L'ipotesi della studiosa americana trovò nel 1980 l'autorevole verifica di Italo Zannier, che nel terzo tomo dell'Enciclopedia monografica del Friuli Venezia Giulia (parte terza, pagina 1890) scrisse: “Pietro Modotti era zio della mitica Tina (…) che certamente aveva frequentato lo studio, assimilando forse la passione dello zio Pietro, nel cui grande atelier si incontravano molti giovani di Udine e provincia, che andavano “a bottega” a pagamento, visto che apprendevano un mestiere”: fra questi Silvio Maria Bujatti.
Nel 1992 nuove ricerche ci consentirono di conoscere l'esiguità dell'archivio personale di Pietro Modotti, ridotto a una ventina di positivi e pochi documenti conservati nello studio di Via Carducci dal fotografo Luciano De Giorgio.
Quei materiali furono tuttavia sufficienti per documentare e illustrare una biografia in volumetto (“To analogon”, numero10, Ribis, Udine 1992) e per una mostra itinerante nel 1993 (Pordenone, Udine, Gemona, Spilimbergo) organizzata da Cinemazero, che dedicò poi a Pietro una bacheca nell'ambito della mostra “Tina Modotti.

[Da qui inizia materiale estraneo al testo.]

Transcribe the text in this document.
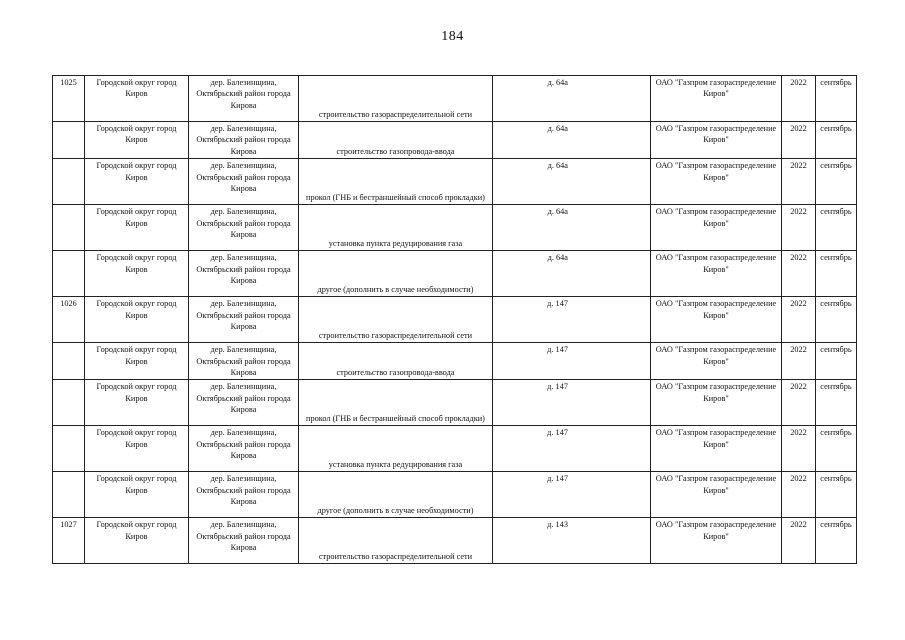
184
1025	Городской округ город Киров	дер. Балезинщина, Октябрьский район города Кирова	строительство газораспределительной сети	д. 64а	ОАО "Газпром газораспределение Киров"	2022	сентябрь
	Городской округ город Киров	дер. Балезинщина, Октябрьский район города Кирова	строительство газопровода-ввода	д. 64а	ОАО "Газпром газораспределение Киров"	2022	сентябрь
	Городской округ город Киров	дер. Балезинщина, Октябрьский район города Кирова	прокол (ГНБ и бестраншейный способ прокладки)	д. 64а	ОАО "Газпром газораспределение Киров"	2022	сентябрь
	Городской округ город Киров	дер. Балезинщина, Октябрьский район города Кирова	установка пункта редуцирования газа	д. 64а	ОАО "Газпром газораспределение Киров"	2022	сентябрь
	Городской округ город Киров	дер. Балезинщина, Октябрьский район города Кирова	другое (дополнить в случае необходимости)	д. 64а	ОАО "Газпром газораспределение Киров"	2022	сентябрь
1026	Городской округ город Киров	дер. Балезинщина, Октябрьский район города Кирова	строительство газораспределительной сети	д. 147	ОАО "Газпром газораспределение Киров"	2022	сентябрь
	Городской округ город Киров	дер. Балезинщина, Октябрьский район города Кирова	строительство газопровода-ввода	д. 147	ОАО "Газпром газораспределение Киров"	2022	сентябрь
	Городской округ город Киров	дер. Балезинщина, Октябрьский район города Кирова	прокол (ГНБ и бестраншейный способ прокладки)	д. 147	ОАО "Газпром газораспределение Киров"	2022	сентябрь
	Городской округ город Киров	дер. Балезинщина, Октябрьский район города Кирова	установка пункта редуцирования газа	д. 147	ОАО "Газпром газораспределение Киров"	2022	сентябрь
	Городской округ город Киров	дер. Балезинщина, Октябрьский район города Кирова	другое (дополнить в случае необходимости)	д. 147	ОАО "Газпром газораспределение Киров"	2022	сентябрь
1027	Городской округ город Киров	дер. Балезинщина, Октябрьский район города Кирова	строительство газораспределительной сети	д. 143	ОАО "Газпром газораспределение Киров"	2022	сентябрь
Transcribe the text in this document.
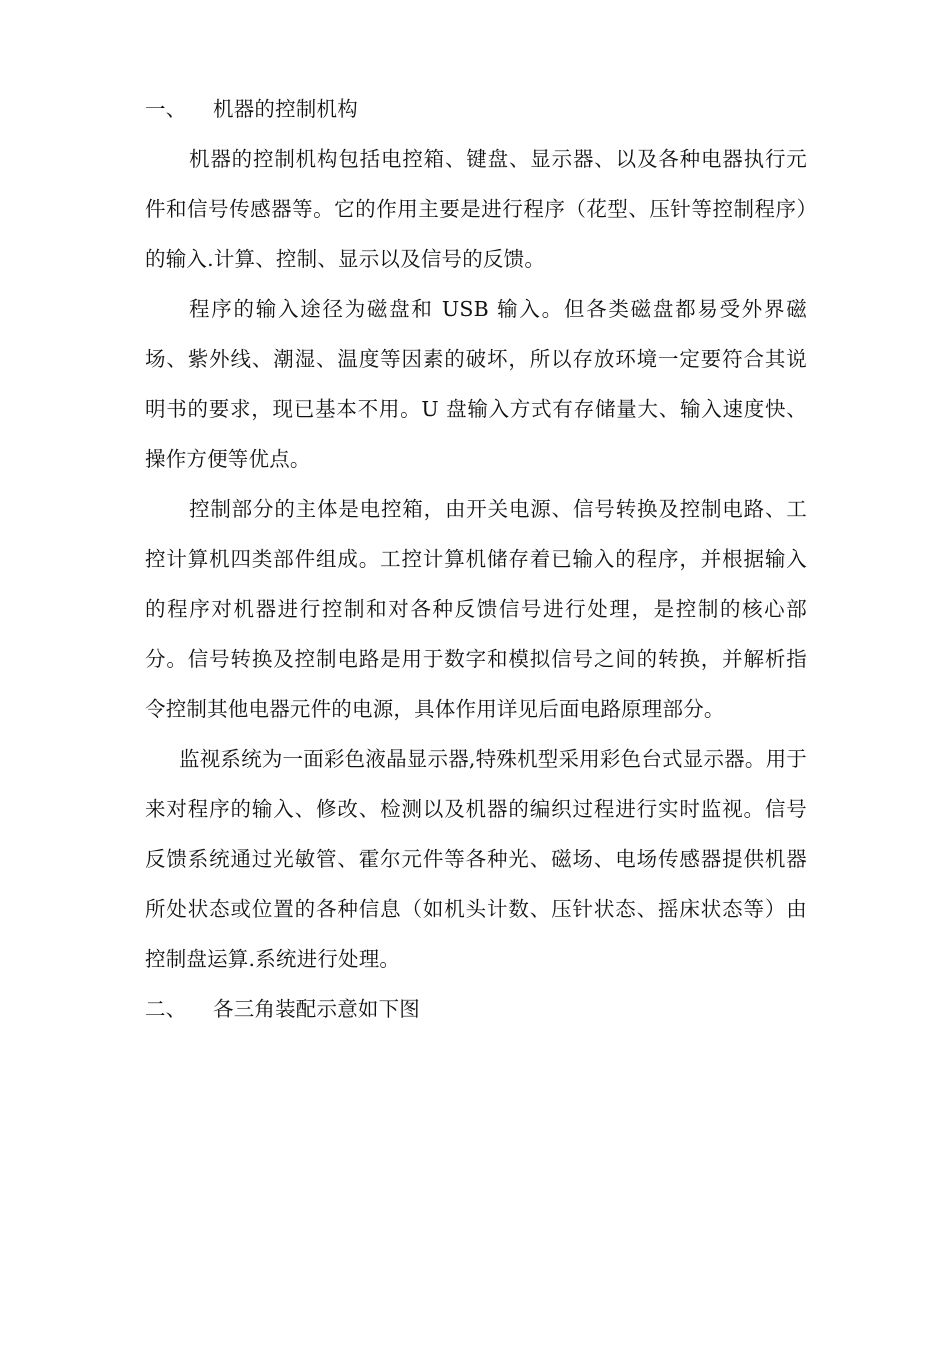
一、 机器的控制机构

机器的控制机构包括电控箱、键盘、显示器、以及各种电器执行元件和信号传感器等。它的作用主要是进行程序（花型、压针等控制程序）的输入.计算、控制、显示以及信号的反馈。

程序的输入途径为磁盘和 USB 输入。但各类磁盘都易受外界磁场、紫外线、潮湿、温度等因素的破坏，所以存放环境一定要符合其说明书的要求，现已基本不用。U 盘输入方式有存储量大、输入速度快、操作方便等优点。

控制部分的主体是电控箱，由开关电源、信号转换及控制电路、工控计算机四类部件组成。工控计算机储存着已输入的程序，并根据输入的程序对机器进行控制和对各种反馈信号进行处理，是控制的核心部分。信号转换及控制电路是用于数字和模拟信号之间的转换，并解析指令控制其他电器元件的电源，具体作用详见后面电路原理部分。

监视系统为一面彩色液晶显示器,特殊机型采用彩色台式显示器。用于来对程序的输入、修改、检测以及机器的编织过程进行实时监视。信号反馈系统通过光敏管、霍尔元件等各种光、磁场、电场传感器提供机器所处状态或位置的各种信息（如机头计数、压针状态、摇床状态等）由控制盘运算.系统进行处理。

二、 各三角装配示意如下图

Hasta mañana” aperta a Firenze.
Quella mostra, aperta a Udine in Largo delle Grazie, rivelò il valore di Pietro Modotti anche a illustri studiosi americani: Amy Conger, Rosa Casanova e Robert D'Attilio, invitati al Convegno di studi su Tina Modotti.
Amy Conger ci invio allora copia di un delizioso ritratto di bambina firmato Pietro Modotti, premiato negli States e riprodotto su “American Photography” nel 1926.

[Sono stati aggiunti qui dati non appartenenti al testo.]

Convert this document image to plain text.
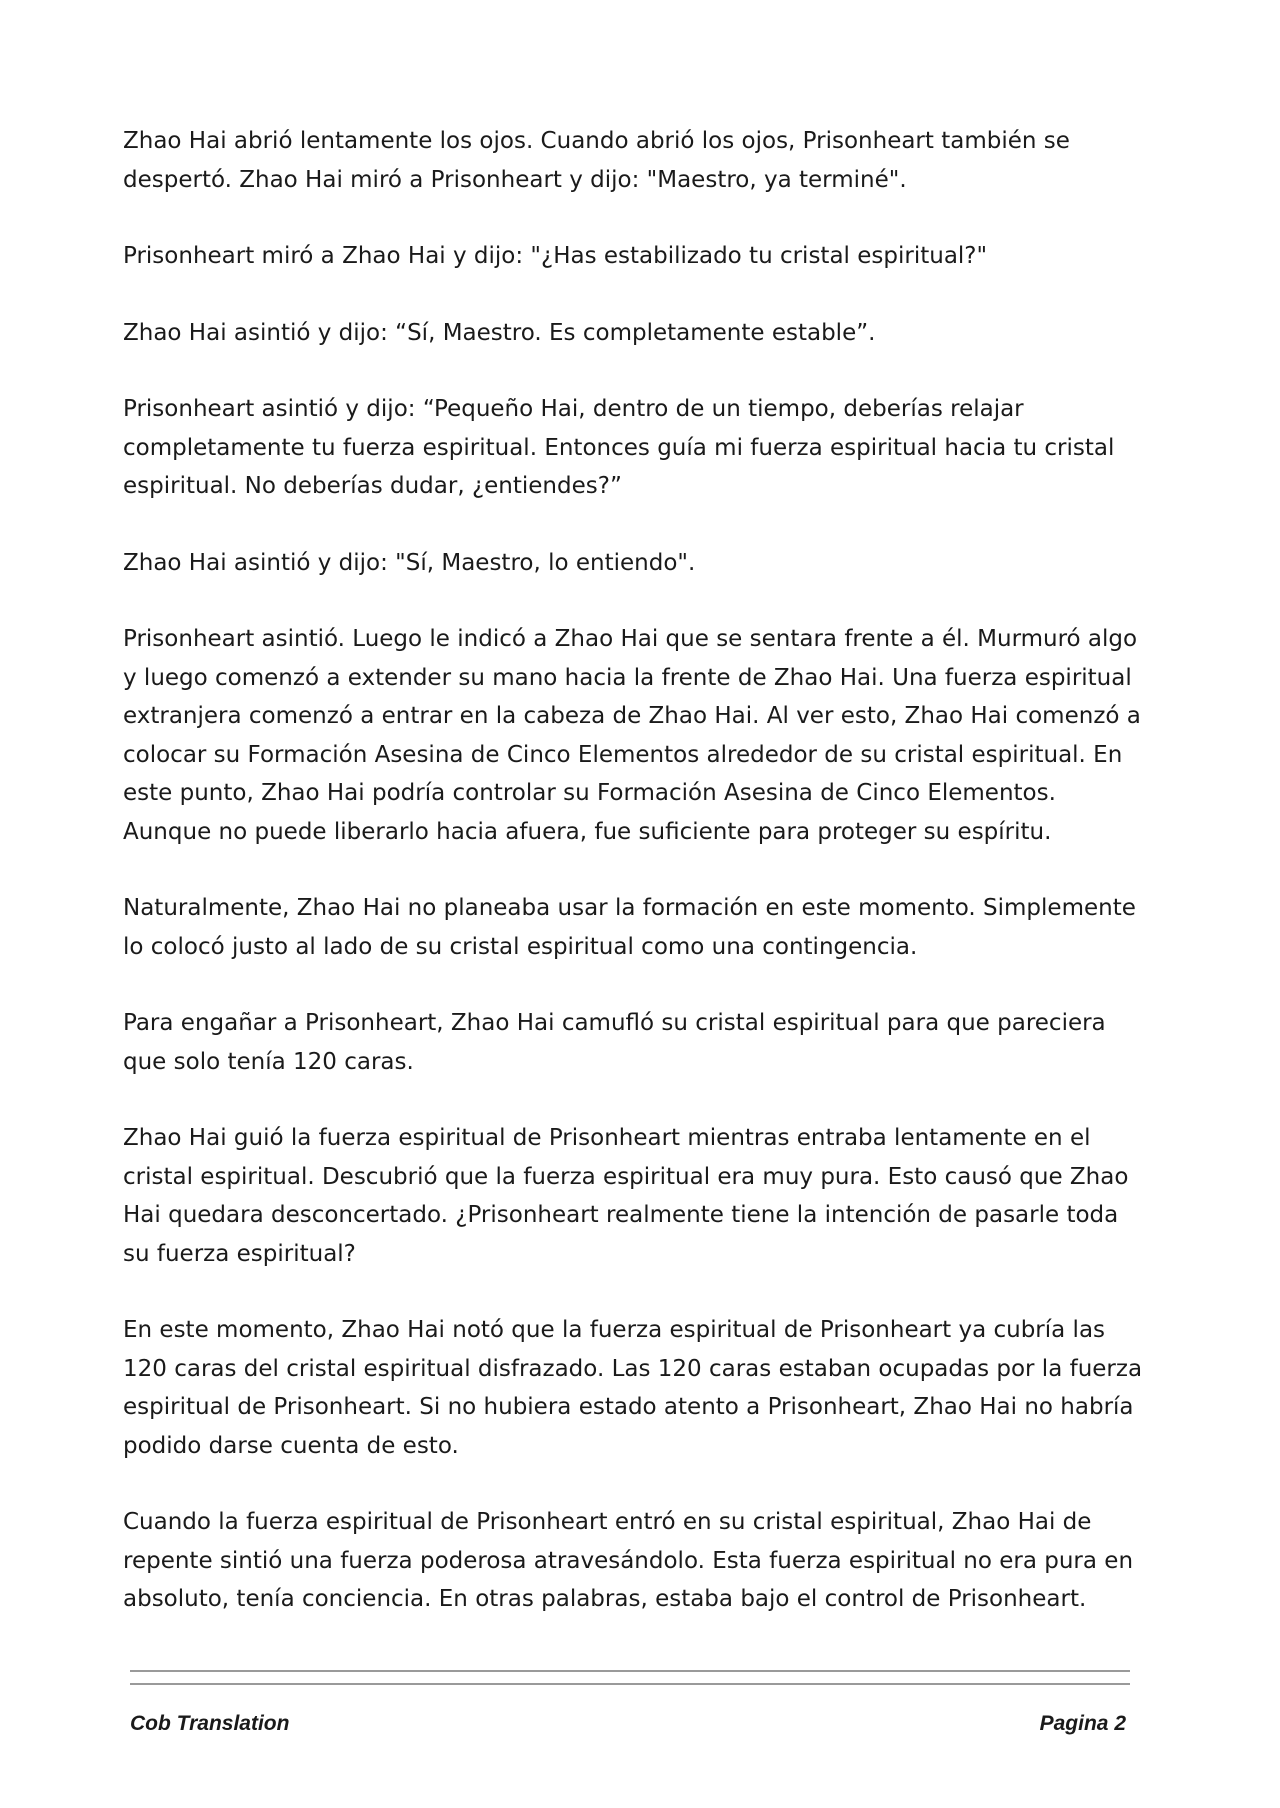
Zhao Hai abrió lentamente los ojos. Cuando abrió los ojos, Prisonheart también se despertó. Zhao Hai miró a Prisonheart y dijo: "Maestro, ya terminé".

Prisonheart miró a Zhao Hai y dijo: "¿Has estabilizado tu cristal espiritual?"

Zhao Hai asintió y dijo: “Sí, Maestro. Es completamente estable”.

Prisonheart asintió y dijo: “Pequeño Hai, dentro de un tiempo, deberías relajar completamente tu fuerza espiritual. Entonces guía mi fuerza espiritual hacia tu cristal espiritual. No deberías dudar, ¿entiendes?”

Zhao Hai asintió y dijo: "Sí, Maestro, lo entiendo".

Prisonheart asintió. Luego le indicó a Zhao Hai que se sentara frente a él. Murmuró algo y luego comenzó a extender su mano hacia la frente de Zhao Hai. Una fuerza espiritual extranjera comenzó a entrar en la cabeza de Zhao Hai. Al ver esto, Zhao Hai comenzó a colocar su Formación Asesina de Cinco Elementos alrededor de su cristal espiritual. En este punto, Zhao Hai podría controlar su Formación Asesina de Cinco Elementos. Aunque no puede liberarlo hacia afuera, fue suficiente para proteger su espíritu.

Naturalmente, Zhao Hai no planeaba usar la formación en este momento. Simplemente lo colocó justo al lado de su cristal espiritual como una contingencia.

Para engañar a Prisonheart, Zhao Hai camufló su cristal espiritual para que pareciera que solo tenía 120 caras.

Zhao Hai guió la fuerza espiritual de Prisonheart mientras entraba lentamente en el cristal espiritual. Descubrió que la fuerza espiritual era muy pura. Esto causó que Zhao Hai quedara desconcertado. ¿Prisonheart realmente tiene la intención de pasarle toda su fuerza espiritual?

En este momento, Zhao Hai notó que la fuerza espiritual de Prisonheart ya cubría las 120 caras del cristal espiritual disfrazado. Las 120 caras estaban ocupadas por la fuerza espiritual de Prisonheart. Si no hubiera estado atento a Prisonheart, Zhao Hai no habría podido darse cuenta de esto.

Cuando la fuerza espiritual de Prisonheart entró en su cristal espiritual, Zhao Hai de repente sintió una fuerza poderosa atravesándolo. Esta fuerza espiritual no era pura en absoluto, tenía conciencia. En otras palabras, estaba bajo el control de Prisonheart.

Cob Translation	Pagina 2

Nei primi vent'anni del Novecento la famiglia di Tina emigrò gradualmente in California, portando con sé i ritratti eseguiti da Pietro, che oggi stanno in collezioni americane. Fra essi ce n'è uno di Tina a mezzo busto di tre quarti, collocabile nella primavera del 1913, che anticipa altri simili eseguiti a San Francisco qualche anno più tardi (“Tina Modotti. La nuova rosa”, Forum, Udine 2015, pagina 83).
Nel 2019, infine, Walter Liva poté esporre alla mostra di Lestans un positivo di Pietro Modotti che ritrae la diciassettenne Tina poco prima della partenza per l'America.
Ma il nostro fotografo, maestro di fotografi, è importante per il Friuli non per la sua parentela con Tina, che dovrebbe interessare soltanto i biografi della nipote, bensì per quanto ha fatto nell'arco di sessant'anni, dapprima nel grande studio di Via Villalta 23, poi, nel nuovo secolo, in Via Carducci 10, autodefinendosi, negli inserti pubblicitari, “operatore della scuola inglese”.
Per questo, nel settantesimo della morte, ci auguriamo che il Comune di Udine voglia onorarlo prossimamente con un'approfondita ricerca e con una mostra.